As the political pendulum swung away from the moderates toward the new hardline president Mahmoud Ahmadinejad in 2005, Iran began emulating North Korea, blustering about its nuclear prowess. The unsettled political atmosphere in Iran since Ahmadinejad and his allies rigged his reelection in 2009 has hampered Barack Obama’s efforts to reopen negotiations with Tehran. But even if dissidents succeed in ousting Ahmadinejad, the new government might still conclude that nuclear jujutsu tactics serve Iran’s national interests.
The success of nuclear jujutsu leads to several important conclusions. First, nuclear weapons have ceased to be an asset for the great powers.

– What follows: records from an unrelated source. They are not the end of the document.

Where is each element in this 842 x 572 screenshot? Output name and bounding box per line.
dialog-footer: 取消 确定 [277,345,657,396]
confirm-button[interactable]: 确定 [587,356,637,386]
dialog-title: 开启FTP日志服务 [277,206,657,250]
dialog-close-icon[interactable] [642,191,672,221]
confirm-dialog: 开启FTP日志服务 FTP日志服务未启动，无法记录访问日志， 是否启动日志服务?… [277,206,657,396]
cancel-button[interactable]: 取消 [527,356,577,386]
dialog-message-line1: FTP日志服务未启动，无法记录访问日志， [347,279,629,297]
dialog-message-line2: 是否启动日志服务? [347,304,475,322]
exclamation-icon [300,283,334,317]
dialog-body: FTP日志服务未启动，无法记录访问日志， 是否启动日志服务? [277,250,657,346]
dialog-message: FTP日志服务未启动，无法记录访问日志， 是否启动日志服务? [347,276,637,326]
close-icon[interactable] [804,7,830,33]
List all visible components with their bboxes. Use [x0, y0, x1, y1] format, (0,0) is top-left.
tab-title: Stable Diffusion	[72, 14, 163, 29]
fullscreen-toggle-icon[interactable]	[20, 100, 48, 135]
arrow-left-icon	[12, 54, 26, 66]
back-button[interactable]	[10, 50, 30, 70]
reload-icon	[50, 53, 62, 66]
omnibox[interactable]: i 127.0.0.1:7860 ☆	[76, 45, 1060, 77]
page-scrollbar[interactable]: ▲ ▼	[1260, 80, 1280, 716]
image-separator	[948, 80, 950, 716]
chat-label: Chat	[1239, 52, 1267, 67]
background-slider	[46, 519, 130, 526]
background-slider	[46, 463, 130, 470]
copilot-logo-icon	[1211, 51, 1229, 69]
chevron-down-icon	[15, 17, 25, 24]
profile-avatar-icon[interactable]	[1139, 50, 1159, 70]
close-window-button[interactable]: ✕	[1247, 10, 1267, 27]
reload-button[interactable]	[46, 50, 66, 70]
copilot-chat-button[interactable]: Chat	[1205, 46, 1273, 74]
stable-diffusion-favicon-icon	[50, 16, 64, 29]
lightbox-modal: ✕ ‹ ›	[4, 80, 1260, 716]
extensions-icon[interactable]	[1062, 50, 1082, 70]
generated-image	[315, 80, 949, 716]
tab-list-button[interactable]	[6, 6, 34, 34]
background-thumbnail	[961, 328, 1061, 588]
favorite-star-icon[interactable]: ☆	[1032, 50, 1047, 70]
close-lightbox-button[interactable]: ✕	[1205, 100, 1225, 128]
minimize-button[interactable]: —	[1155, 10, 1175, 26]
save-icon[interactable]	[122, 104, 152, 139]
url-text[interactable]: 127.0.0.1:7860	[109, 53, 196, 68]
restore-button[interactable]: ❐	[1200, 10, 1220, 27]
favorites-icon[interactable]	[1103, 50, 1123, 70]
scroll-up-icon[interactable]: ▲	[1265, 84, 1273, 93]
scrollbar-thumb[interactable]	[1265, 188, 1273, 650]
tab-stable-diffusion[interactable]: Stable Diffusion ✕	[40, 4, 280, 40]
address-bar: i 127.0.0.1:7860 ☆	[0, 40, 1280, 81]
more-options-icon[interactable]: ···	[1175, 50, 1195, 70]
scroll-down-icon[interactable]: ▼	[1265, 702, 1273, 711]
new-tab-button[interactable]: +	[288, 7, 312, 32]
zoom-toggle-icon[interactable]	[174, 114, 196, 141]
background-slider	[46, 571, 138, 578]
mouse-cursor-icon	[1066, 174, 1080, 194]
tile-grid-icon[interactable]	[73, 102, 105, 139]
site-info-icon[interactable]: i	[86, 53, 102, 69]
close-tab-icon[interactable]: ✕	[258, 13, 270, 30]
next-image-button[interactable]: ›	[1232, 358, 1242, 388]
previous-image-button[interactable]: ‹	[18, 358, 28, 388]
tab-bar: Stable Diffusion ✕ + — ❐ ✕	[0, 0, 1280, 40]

They are fundamentally unusable against the threats facing the major states in the twenty-first century, and their large nuclear arsenals only legitimate the efforts of smaller powers to acquire nuclear weapons to deter great power attacks.
Second, arguments for expanding nuclear power production merely complicate the international security environment. Nuclear power production is a key first step toward nuclear weapons. Every practitioner of nuclear jujutsu began by claiming it only had peaceful nuclear ambitions, and each nation then exploited its nuclear reactors to produce materials for military purposes. A necessary step to ending the nuclear threat is to eliminate nuclear power production.
Last, President Obama needs to move forward with contemplated changes in U.S. nuclear strategy that include a no-first-use pledge and deep cuts in the U.S. nuclear arsenal. A global effort to diminish the importance of nuclear technology will thwart the effectiveness of nuclear jujutsu now and in the future.